Mermaid Cafe: fresh, tasty goodness

EVERETT – You know the trap. You work downtown. It’s lunchtime and you’re hungry and in a hurry.

So it’s off to McFastFoods for a bag of what the writer Michael Pollan calls edible foodlike product – the pride of America’s food science industry, probably dispensed via the drive-through lane as your car idles away the gasoline and hydrocarbons.

It doesn’t have to be that way.

You’ll find a number of independent, family-owned eateries downtown that stand ready to serve you honest cooking.

One of them is the Mermaid Cafe, a cheerful place on Colby Avenue. This mother-daughter operation of Gabina Wiltshire and Mara Black promises, and delivers, fresh, homemade breakfasts and lunches that will fortify you for the hours ahead in the cubicle.

If you skipped breakfast before heading out the door for work, try a burrito stuffed with bacon, onions, peppers, mushrooms, scrambled eggs, potatoes, cheddar cheese, salsa and sour cream ($5.95). You’ll note that the cheese is real, not processed, and the bacon is neither disgustingly flabby nor overfried to an abrasive that shreds the roof of your mouth.

Or tuck into an order of homemade waffles for $4.95. They’re topped with whipped cream, powdered sugar and fresh fruit, so they’re a good bet if it’s a day off with the kids.

There’s also an assortment of scrambles, which you can customize ($6.95).

For lunch, you can build your own sandwich, have a salad (chef or garden), or try one of the daily combo specials.

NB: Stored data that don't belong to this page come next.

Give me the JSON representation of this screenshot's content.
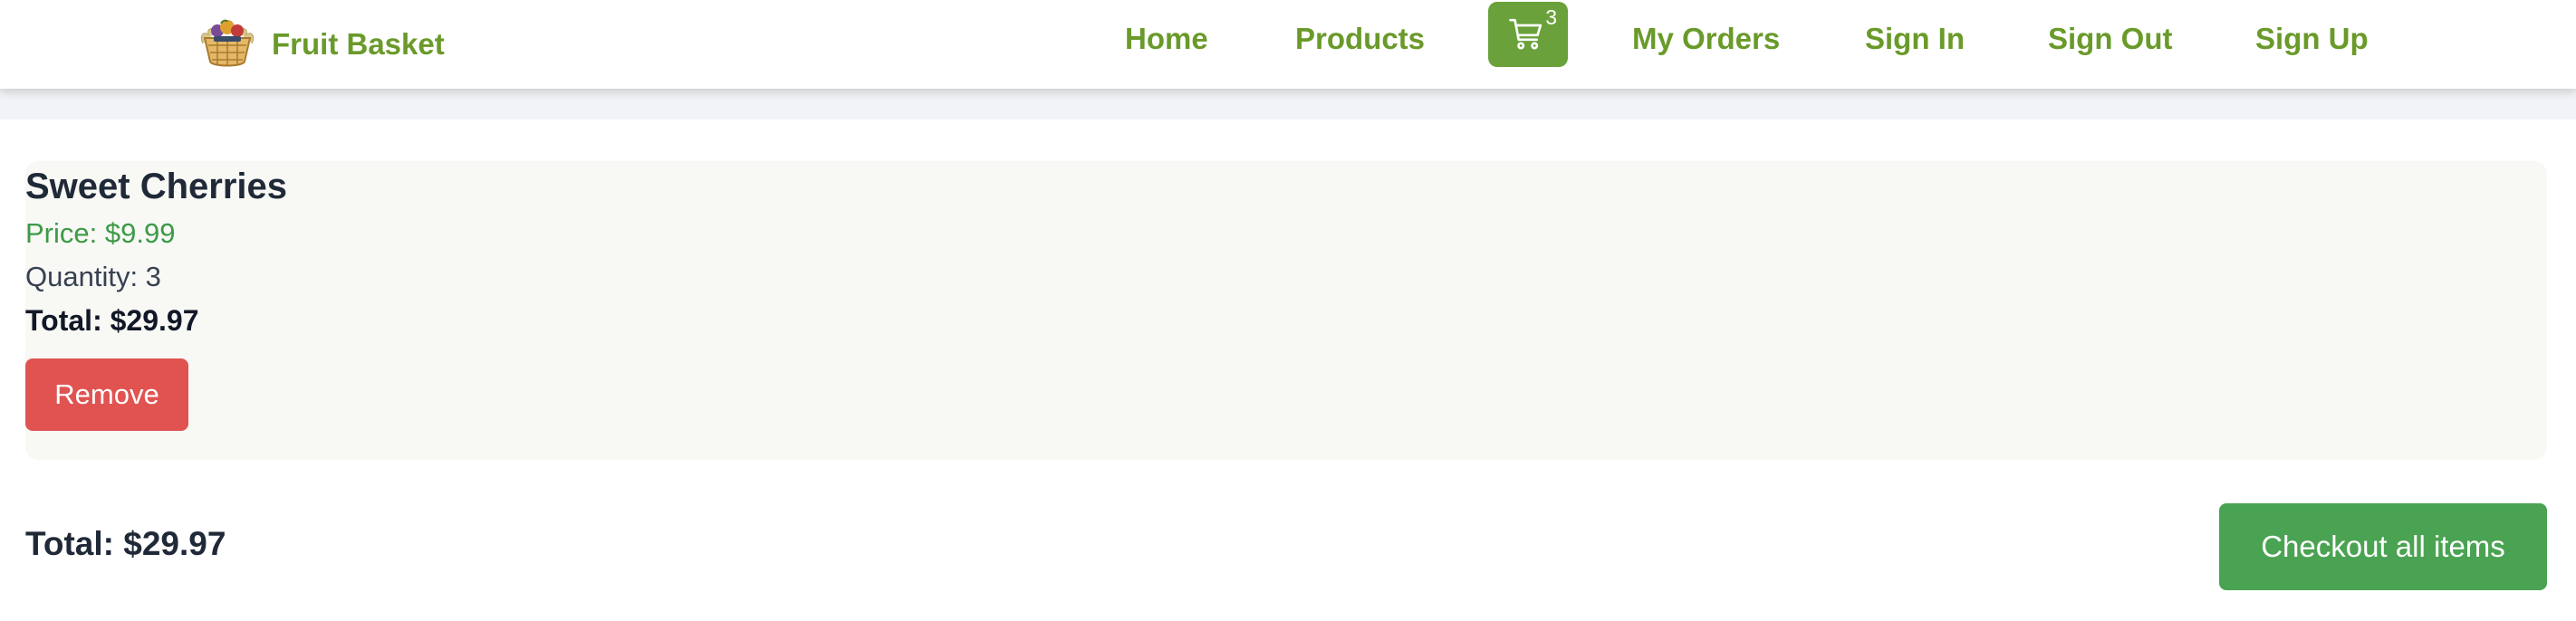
{
  "header": {
    "brand_name": "Fruit Basket",
    "brand_logo_icon": "fruit-basket-logo-icon",
    "nav": {
      "home": "Home",
      "products": "Products",
      "my_orders": "My Orders",
      "sign_in": "Sign In",
      "sign_out": "Sign Out",
      "sign_up": "Sign Up"
    },
    "cart": {
      "icon": "shopping-cart-icon",
      "count": "3"
    }
  },
  "cart_items": [
    {
      "name": "Sweet Cherries",
      "price": "Price: $9.99",
      "quantity": "Quantity: 3",
      "total": "Total: $29.97",
      "remove_label": "Remove"
    }
  ],
  "summary": {
    "total": "Total: $29.97",
    "checkout_label": "Checkout all items"
  },
  "colors": {
    "brand_green": "#6a9a2a",
    "cart_button": "#6aa13a",
    "price_green": "#3d9a47",
    "remove_red": "#e05351",
    "checkout_green": "#4aa352",
    "card_background": "#f8f8f5"
  }
}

Recently that was a bowl of chili topped with cheddar and diced green onions, and a nice slab of cornbread, both of which were made on the premises.

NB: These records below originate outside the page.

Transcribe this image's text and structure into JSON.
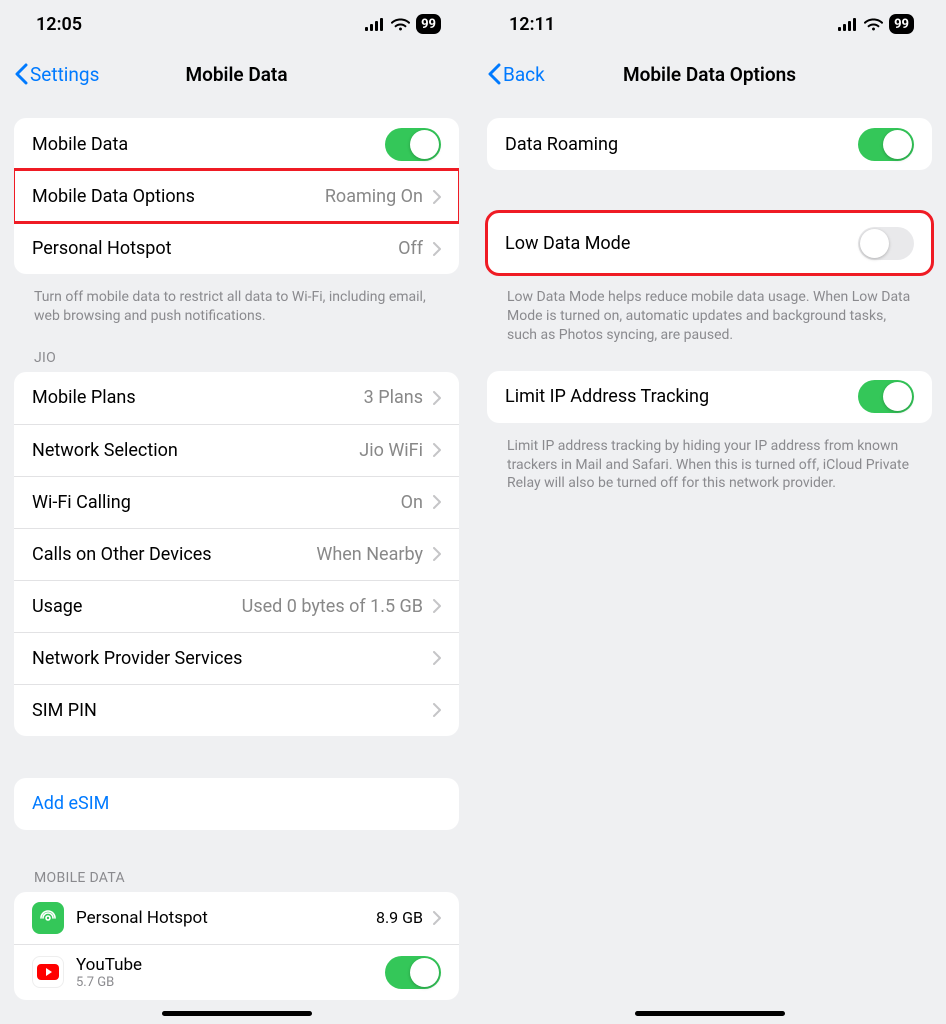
{
  "left": {
    "status_time": "12:05",
    "battery": "99",
    "back_label": "Settings",
    "title": "Mobile Data",
    "group1": {
      "mobile_data_label": "Mobile Data",
      "options_label": "Mobile Data Options",
      "options_detail": "Roaming On",
      "hotspot_label": "Personal Hotspot",
      "hotspot_detail": "Off"
    },
    "group1_footer": "Turn off mobile data to restrict all data to Wi-Fi, including email, web browsing and push notifications.",
    "jio_header": "JIO",
    "group2": {
      "plans_label": "Mobile Plans",
      "plans_detail": "3 Plans",
      "network_label": "Network Selection",
      "network_detail": "Jio WiFi",
      "wifi_calling_label": "Wi-Fi Calling",
      "wifi_calling_detail": "On",
      "calls_label": "Calls on Other Devices",
      "calls_detail": "When Nearby",
      "usage_label": "Usage",
      "usage_detail": "Used 0 bytes of 1.5 GB",
      "provider_label": "Network Provider Services",
      "simpin_label": "SIM PIN"
    },
    "add_esim_label": "Add eSIM",
    "mobile_data_header": "MOBILE DATA",
    "apps": {
      "hotspot_name": "Personal Hotspot",
      "hotspot_usage": "8.9 GB",
      "youtube_name": "YouTube",
      "youtube_usage": "5.7 GB"
    }
  },
  "right": {
    "status_time": "12:11",
    "battery": "99",
    "back_label": "Back",
    "title": "Mobile Data Options",
    "roaming_label": "Data Roaming",
    "low_data_label": "Low Data Mode",
    "low_data_footer": "Low Data Mode helps reduce mobile data usage. When Low Data Mode is turned on, automatic updates and background tasks, such as Photos syncing, are paused.",
    "limit_ip_label": "Limit IP Address Tracking",
    "limit_ip_footer": "Limit IP address tracking by hiding your IP address from known trackers in Mail and Safari. When this is turned off, iCloud Private Relay will also be turned off for this network provider."
  }
}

Off the grill, try a ground-chuck burger on a homemade bun ($6.95). The same toasted bun also serves as a platform for a pulled pork sandwich and a French dip ($4.95).

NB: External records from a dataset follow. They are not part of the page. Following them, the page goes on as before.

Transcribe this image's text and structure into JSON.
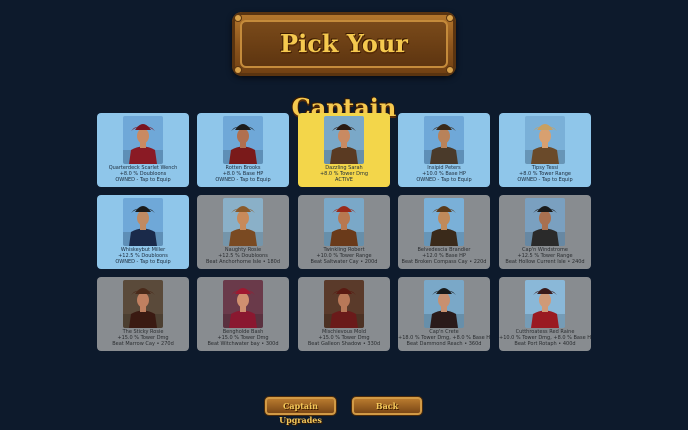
{
  "title": "Pick Your Captain",
  "buttons": {
    "upgrades": "Captain Upgrades",
    "back": "Back"
  },
  "cards": [
    {
      "name": "Quarterdeck Scarlet Wench",
      "bonus": "+8.0 % Doubloons",
      "status": "OWNED - Tap to Equip",
      "state": "owned",
      "skin": "#c98a62",
      "hat": "#7a1420",
      "coat": "#8a1a24",
      "bg": "#6fa8d8"
    },
    {
      "name": "Rotten Brooks",
      "bonus": "+8.0 % Base HP",
      "status": "OWNED - Tap to Equip",
      "state": "owned",
      "skin": "#b07050",
      "hat": "#1c1c1c",
      "coat": "#7a1a1a",
      "bg": "#6fa8d8"
    },
    {
      "name": "Dazzling Sarah",
      "bonus": "+8.0 % Tower Dmg",
      "status": "ACTIVE",
      "state": "active",
      "skin": "#c98a62",
      "hat": "#2a1a12",
      "coat": "#5a3a22",
      "bg": "#7aa8c8"
    },
    {
      "name": "Insipid Peters",
      "bonus": "+10.0 % Base HP",
      "status": "OWNED - Tap to Equip",
      "state": "owned",
      "skin": "#b8825a",
      "hat": "#3a2a1a",
      "coat": "#4a3a2a",
      "bg": "#6fa8d8"
    },
    {
      "name": "Tipsy Tessi",
      "bonus": "+8.0 % Tower Range",
      "status": "OWNED - Tap to Equip",
      "state": "owned",
      "skin": "#d8a070",
      "hat": "#c8a060",
      "coat": "#6a4a2a",
      "bg": "#7ab0d8"
    },
    {
      "name": "Whiskeybut Miller",
      "bonus": "+12.5 % Doubloons",
      "status": "OWNED - Tap to Equip",
      "state": "owned",
      "skin": "#c08a62",
      "hat": "#1a1a1a",
      "coat": "#1a2a4a",
      "bg": "#6fa8d8"
    },
    {
      "name": "Naughty Rosie",
      "bonus": "+12.5 % Doubloons",
      "status": "Beat Anchorhorne Isle • 180d",
      "state": "locked",
      "skin": "#c88a5a",
      "hat": "#8a5a2a",
      "coat": "#7a4a22",
      "bg": "#8ab0c8"
    },
    {
      "name": "Twinkling Robert",
      "bonus": "+10.0 % Tower Range",
      "status": "Beat Saltwater Cay • 200d",
      "state": "locked",
      "skin": "#b87850",
      "hat": "#9a2a1a",
      "coat": "#6a3a1a",
      "bg": "#7aa8c8"
    },
    {
      "name": "Belvedescia Brandier",
      "bonus": "+12.0 % Base HP",
      "status": "Beat Broken Compass Cay • 220d",
      "state": "locked",
      "skin": "#c08a5a",
      "hat": "#5a3a1a",
      "coat": "#3a2a1a",
      "bg": "#7ab0d8"
    },
    {
      "name": "Cap'n Windstrome",
      "bonus": "+12.5 % Tower Range",
      "status": "Beat Hollow Current Isle • 240d",
      "state": "locked",
      "skin": "#a87050",
      "hat": "#1a1a1a",
      "coat": "#2a2a2a",
      "bg": "#7aa0c0"
    },
    {
      "name": "The Sticky Rosie",
      "bonus": "+15.0 % Tower Dmg",
      "status": "Beat Marrow Cay • 270d",
      "state": "locked",
      "skin": "#c08060",
      "hat": "#4a2a1a",
      "coat": "#3a1a12",
      "bg": "#5a4a3a"
    },
    {
      "name": "Bengholde Bash",
      "bonus": "+15.0 % Tower Dmg",
      "status": "Beat Witchwater bay • 300d",
      "state": "locked",
      "skin": "#d09070",
      "hat": "#a01830",
      "coat": "#8a1830",
      "bg": "#6a3a4a"
    },
    {
      "name": "Mischievous Mold",
      "bonus": "+15.0 % Tower Dmg",
      "status": "Beat Galleon Shadow • 330d",
      "state": "locked",
      "skin": "#b87858",
      "hat": "#5a1a12",
      "coat": "#6a1a1a",
      "bg": "#5a3a2a"
    },
    {
      "name": "Cap'n Crete",
      "bonus": "+18.0 % Tower Dmg, +8.0 % Base HP",
      "status": "Beat Dammond Reach • 360d",
      "state": "locked",
      "skin": "#c89070",
      "hat": "#1a1a1a",
      "coat": "#2a1a1a",
      "bg": "#7aa8c8"
    },
    {
      "name": "Cutthroatess Red Raine",
      "bonus": "+10.0 % Tower Dmg, +8.0 % Base HP",
      "status": "Beat Port Rotaph • 400d",
      "state": "locked",
      "skin": "#d09a78",
      "hat": "#3a1a1a",
      "coat": "#9a1a22",
      "bg": "#8ab8d8"
    }
  ]
}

The price for burgers and hot sandwiches goes to $6.95 if you want a side dish and a drink.

The eager-to-please owners will accommodate your need for vegetarian and vegan chow.

The Mermaid is an unprepossessing place where you’ll order at the counter and serve yourself from the soup tureens. There’s a collection of tables covered with brightly colored oilcloth-type tablecloths. We didn’t note a TV, which is a plus.

To-go orders are fine if you must eat at your desk. At least you’ll be eating food your grandmother would have recognized, well prepared by your friends and neighbors.

Herald restaurant reviewers accept no invitations to review, but readers’ suggestions are always welcome. Reviewers arrive unannounced, and The Herald pays their tabs.